Handcrews – These 20-person teams construct firelines around wildfires to control them, burn out fire areas, and mop up after fires. Hotshots – These are the most highly skilled type of handcrews and are typically assigned to work on the most challenging parts of wildfires.
Who is responsible for fighting forest fires?
Five federal agencies are responsible for wildland fire management: USDA’s Forest Service and the Department of the Interior’s Bureau of Indian Affairs, Bureau of Land Management, Fish and Wildlife Service, and National Park Service.
How much do firefighters make fighting forest fires?
The starting salary for many federal U.S. Forest Service firefighters in California is $28,078, barely 40% of the $66,336 entry-level salary Cal Fire pays.
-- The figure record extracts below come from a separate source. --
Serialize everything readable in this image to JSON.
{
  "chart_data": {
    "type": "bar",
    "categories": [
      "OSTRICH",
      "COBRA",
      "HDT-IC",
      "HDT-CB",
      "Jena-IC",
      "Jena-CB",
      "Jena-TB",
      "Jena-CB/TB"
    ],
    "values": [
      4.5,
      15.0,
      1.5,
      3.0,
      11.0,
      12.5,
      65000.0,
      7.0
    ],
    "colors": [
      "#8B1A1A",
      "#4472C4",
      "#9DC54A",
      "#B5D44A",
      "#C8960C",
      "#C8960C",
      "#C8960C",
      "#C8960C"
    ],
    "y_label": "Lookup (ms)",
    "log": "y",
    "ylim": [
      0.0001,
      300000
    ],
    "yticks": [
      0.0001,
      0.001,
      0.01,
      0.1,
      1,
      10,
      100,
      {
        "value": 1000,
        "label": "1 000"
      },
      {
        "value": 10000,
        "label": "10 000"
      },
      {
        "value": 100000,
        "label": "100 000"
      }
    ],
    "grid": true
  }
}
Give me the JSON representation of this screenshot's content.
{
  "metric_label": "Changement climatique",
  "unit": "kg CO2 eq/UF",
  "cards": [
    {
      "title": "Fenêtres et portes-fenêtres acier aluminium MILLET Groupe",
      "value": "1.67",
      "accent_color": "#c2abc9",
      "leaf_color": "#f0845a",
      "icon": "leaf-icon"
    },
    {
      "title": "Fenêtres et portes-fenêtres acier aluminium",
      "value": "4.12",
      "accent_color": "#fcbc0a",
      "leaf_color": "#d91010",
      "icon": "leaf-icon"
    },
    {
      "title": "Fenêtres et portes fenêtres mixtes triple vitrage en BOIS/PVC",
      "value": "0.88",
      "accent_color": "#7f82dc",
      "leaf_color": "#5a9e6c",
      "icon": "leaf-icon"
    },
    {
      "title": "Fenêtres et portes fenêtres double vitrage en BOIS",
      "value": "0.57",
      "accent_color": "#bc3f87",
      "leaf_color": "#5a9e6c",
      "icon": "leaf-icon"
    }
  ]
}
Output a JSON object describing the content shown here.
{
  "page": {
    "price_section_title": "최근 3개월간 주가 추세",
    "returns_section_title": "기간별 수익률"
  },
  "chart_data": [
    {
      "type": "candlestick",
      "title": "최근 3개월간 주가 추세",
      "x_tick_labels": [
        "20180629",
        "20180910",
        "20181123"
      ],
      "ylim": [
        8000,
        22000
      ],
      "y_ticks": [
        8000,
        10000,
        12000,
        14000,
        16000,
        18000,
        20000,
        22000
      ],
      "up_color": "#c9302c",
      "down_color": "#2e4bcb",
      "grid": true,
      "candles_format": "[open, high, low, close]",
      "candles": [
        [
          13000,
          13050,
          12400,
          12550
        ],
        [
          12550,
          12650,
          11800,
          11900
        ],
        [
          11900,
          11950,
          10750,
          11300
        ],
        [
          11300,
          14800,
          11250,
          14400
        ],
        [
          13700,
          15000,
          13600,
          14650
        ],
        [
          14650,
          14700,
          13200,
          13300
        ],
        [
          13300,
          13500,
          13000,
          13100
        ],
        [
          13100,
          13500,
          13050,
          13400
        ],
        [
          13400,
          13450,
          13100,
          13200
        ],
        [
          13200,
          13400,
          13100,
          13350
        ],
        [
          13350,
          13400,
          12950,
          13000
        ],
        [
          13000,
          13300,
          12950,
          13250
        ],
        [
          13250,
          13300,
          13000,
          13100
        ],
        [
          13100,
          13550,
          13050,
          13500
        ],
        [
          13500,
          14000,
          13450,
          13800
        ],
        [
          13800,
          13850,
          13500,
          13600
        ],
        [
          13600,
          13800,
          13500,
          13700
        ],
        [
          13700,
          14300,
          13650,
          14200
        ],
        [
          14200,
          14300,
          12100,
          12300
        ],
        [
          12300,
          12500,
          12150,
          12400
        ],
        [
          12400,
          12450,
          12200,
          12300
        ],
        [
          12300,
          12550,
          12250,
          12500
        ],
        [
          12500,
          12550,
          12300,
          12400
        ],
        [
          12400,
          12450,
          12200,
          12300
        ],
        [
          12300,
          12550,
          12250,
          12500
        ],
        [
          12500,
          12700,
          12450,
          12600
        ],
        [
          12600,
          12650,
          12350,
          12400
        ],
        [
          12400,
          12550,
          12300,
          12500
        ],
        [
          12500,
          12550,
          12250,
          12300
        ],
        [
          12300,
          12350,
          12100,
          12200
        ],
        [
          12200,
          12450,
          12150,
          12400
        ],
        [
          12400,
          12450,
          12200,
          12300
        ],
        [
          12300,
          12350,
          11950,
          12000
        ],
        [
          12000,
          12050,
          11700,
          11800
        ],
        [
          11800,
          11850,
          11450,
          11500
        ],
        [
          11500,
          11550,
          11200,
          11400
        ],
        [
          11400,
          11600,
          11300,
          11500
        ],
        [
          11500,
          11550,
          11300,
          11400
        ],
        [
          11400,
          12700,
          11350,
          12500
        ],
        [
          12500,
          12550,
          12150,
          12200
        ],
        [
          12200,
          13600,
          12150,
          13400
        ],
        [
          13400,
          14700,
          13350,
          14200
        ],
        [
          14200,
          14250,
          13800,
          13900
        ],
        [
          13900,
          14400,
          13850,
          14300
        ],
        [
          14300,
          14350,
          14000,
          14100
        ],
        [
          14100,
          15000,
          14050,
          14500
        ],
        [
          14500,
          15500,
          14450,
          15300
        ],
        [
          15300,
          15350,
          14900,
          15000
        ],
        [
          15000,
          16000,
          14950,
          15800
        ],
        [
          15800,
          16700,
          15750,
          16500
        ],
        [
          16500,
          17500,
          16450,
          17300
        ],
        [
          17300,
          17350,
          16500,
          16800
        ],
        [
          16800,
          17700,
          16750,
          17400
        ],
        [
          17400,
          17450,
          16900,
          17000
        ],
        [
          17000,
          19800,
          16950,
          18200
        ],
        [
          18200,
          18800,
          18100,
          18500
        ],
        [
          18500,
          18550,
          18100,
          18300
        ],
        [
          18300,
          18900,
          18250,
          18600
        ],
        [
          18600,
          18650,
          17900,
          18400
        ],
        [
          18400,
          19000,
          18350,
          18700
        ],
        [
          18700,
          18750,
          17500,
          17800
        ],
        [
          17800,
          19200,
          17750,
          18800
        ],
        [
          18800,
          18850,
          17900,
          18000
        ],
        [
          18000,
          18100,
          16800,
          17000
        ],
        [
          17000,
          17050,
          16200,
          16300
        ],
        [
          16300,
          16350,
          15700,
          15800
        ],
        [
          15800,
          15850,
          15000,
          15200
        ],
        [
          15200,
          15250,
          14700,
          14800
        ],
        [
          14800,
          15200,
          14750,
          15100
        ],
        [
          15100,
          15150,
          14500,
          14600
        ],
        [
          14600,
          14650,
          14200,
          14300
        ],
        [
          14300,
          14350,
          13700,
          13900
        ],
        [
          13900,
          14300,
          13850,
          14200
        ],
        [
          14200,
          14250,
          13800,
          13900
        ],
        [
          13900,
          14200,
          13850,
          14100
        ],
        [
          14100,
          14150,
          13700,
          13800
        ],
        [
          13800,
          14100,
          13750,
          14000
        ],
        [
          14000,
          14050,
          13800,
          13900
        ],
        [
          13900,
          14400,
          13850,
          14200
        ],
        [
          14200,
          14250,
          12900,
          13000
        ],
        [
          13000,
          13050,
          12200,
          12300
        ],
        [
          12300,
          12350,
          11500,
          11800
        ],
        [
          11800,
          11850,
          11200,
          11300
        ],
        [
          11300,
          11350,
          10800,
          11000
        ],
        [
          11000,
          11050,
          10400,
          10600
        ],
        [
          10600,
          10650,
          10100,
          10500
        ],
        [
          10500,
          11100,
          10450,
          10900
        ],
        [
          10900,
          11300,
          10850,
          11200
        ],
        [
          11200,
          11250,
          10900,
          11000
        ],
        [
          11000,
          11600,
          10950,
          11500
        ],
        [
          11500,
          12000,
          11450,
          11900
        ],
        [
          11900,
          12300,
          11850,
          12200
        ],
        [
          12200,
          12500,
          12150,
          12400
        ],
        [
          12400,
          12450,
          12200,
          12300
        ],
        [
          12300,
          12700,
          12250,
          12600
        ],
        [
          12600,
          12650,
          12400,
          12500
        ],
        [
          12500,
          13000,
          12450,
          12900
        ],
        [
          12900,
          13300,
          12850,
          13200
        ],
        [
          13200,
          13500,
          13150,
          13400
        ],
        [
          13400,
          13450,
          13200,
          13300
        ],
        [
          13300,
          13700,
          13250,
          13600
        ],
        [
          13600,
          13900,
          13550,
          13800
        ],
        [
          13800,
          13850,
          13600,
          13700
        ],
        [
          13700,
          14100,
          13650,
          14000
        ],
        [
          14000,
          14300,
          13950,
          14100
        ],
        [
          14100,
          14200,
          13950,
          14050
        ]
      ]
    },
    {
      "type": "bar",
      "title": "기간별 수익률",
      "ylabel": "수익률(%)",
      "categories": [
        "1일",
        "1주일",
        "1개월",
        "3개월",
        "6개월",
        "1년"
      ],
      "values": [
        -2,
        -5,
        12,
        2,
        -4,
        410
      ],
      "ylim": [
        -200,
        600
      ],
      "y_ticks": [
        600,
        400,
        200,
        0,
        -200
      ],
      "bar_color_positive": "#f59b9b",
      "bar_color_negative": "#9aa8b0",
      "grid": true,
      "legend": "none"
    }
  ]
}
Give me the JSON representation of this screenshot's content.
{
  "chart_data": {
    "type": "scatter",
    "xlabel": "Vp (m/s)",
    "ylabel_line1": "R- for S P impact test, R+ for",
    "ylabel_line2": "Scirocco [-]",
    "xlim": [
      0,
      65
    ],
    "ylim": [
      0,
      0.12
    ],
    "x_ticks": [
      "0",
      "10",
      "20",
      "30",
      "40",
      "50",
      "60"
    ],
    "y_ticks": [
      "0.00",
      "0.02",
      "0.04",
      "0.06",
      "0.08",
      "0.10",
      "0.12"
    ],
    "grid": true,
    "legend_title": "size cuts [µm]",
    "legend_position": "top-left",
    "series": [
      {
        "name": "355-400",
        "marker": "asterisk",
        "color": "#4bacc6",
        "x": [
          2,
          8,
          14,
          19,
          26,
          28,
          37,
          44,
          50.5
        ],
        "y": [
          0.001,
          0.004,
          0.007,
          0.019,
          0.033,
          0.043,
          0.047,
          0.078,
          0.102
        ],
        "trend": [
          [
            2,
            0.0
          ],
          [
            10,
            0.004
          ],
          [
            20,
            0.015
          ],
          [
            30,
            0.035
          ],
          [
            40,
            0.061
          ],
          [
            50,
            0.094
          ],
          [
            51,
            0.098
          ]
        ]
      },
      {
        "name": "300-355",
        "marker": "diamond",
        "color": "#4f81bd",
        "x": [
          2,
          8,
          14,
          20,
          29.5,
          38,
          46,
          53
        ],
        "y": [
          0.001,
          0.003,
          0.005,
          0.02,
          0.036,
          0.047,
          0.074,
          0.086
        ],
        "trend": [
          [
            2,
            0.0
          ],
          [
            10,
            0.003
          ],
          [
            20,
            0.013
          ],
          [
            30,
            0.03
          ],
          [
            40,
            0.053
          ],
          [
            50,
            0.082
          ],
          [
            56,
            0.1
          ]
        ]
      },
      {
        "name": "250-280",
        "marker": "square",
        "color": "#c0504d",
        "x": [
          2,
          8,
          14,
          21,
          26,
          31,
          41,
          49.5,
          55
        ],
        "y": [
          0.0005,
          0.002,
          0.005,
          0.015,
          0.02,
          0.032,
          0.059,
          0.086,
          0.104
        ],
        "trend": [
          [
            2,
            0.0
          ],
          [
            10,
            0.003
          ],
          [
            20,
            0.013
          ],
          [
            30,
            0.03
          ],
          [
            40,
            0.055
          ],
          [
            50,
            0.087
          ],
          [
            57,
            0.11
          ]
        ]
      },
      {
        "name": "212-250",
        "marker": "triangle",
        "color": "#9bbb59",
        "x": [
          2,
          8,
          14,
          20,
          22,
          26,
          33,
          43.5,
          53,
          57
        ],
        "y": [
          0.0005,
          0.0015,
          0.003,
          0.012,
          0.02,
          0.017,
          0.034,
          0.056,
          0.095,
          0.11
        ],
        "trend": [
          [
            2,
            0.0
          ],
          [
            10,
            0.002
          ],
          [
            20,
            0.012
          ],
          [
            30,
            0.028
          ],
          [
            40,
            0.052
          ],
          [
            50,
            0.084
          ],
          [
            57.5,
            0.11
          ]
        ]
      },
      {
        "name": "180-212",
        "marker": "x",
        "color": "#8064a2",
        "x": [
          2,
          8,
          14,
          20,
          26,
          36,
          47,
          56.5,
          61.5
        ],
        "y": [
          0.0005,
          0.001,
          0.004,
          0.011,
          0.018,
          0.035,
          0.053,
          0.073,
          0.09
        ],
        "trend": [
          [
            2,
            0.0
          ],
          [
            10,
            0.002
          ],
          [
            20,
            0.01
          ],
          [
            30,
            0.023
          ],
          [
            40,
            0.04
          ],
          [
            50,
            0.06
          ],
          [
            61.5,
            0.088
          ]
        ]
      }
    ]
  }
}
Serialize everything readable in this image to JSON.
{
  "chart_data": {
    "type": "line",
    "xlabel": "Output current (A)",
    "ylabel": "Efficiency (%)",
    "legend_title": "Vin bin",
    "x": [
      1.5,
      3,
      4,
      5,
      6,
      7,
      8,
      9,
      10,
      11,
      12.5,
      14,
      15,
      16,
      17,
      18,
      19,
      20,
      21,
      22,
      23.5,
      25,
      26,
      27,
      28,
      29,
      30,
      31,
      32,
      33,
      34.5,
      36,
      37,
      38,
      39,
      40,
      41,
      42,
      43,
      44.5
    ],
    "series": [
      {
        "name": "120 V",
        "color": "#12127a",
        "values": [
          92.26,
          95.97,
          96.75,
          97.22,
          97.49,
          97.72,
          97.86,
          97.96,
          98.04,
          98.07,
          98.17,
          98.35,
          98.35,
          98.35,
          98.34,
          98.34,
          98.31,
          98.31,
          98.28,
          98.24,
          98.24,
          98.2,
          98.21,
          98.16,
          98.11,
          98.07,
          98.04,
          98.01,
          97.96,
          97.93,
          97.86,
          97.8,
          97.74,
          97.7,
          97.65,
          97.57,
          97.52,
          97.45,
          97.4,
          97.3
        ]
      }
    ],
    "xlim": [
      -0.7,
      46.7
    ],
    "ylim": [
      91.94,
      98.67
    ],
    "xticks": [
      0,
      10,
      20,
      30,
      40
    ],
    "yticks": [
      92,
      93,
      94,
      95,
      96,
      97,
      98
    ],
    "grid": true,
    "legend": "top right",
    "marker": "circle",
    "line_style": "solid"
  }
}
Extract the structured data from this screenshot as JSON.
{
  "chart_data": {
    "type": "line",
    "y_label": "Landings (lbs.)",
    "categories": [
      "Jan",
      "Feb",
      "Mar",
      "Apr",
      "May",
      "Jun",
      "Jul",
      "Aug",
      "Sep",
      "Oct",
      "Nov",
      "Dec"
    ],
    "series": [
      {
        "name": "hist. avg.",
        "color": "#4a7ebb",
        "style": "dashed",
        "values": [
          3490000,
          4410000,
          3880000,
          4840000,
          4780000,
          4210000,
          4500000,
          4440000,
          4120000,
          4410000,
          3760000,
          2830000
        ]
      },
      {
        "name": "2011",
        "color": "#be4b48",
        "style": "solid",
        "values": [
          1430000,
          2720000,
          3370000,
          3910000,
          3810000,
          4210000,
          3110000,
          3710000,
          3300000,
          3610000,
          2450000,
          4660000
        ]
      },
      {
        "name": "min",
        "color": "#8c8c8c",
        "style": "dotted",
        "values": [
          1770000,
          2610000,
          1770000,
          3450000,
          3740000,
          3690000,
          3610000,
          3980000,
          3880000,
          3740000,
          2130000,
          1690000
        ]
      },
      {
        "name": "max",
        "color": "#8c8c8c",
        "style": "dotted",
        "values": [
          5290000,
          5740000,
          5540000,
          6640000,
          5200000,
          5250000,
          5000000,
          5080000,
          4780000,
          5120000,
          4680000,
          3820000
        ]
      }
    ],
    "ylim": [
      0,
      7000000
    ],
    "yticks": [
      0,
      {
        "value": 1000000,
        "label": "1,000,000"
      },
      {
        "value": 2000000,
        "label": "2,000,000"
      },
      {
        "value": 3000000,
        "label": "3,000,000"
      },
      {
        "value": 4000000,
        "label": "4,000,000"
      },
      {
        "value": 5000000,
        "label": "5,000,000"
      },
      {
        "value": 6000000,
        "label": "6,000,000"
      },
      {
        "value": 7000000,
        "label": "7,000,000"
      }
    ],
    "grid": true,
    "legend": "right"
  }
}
It’s clear why federal agencies have trouble attracting and retaining skilled firefighters.
How much do hotshots get paid?
As a federal worker, a Hotshot Firefighter earns an average of $13 per hour during off-season. The pay increases during the peak fire season where they work up to 16 hours, sometimes even extending up to 48-64 hours. They earn an average salary of $40,000 during a six-month season (including overtime and hazard pay).
How much do smokejumpers make?
A smokejumper earns around $16.00 per hour while a smokejumper foreman earns about $24.00 per hour. Smokejumpers are paid nothing extra for making parachute jumps; however, they do receive hazard pay equivalent to 25 percent of their base pay when working on an uncontrolled wildfire.
How can we help fight fires?
In order to fight a fire, you must take out any one of the fire elements. The most common method is to use water to put out the fire. The water takes away heat by cooling the fire. Water also smothers the fire, taking away oxygen.
How much do firefighters make an hour?
How much do firefighters get paid? According to the Bureau of Labor Statistics, the average firefighter makes about $50,850 annually or $24.45 per hour.
How many hours do firefighters work?
Firefighters typically work long periods and varied hours. Overtime is common. Most firefighters work 24-hour shifts on duty and are off the following 48 or 72 hours. Some firefighters may work 10/14 shifts, which means 10 hours working and 14 hours off.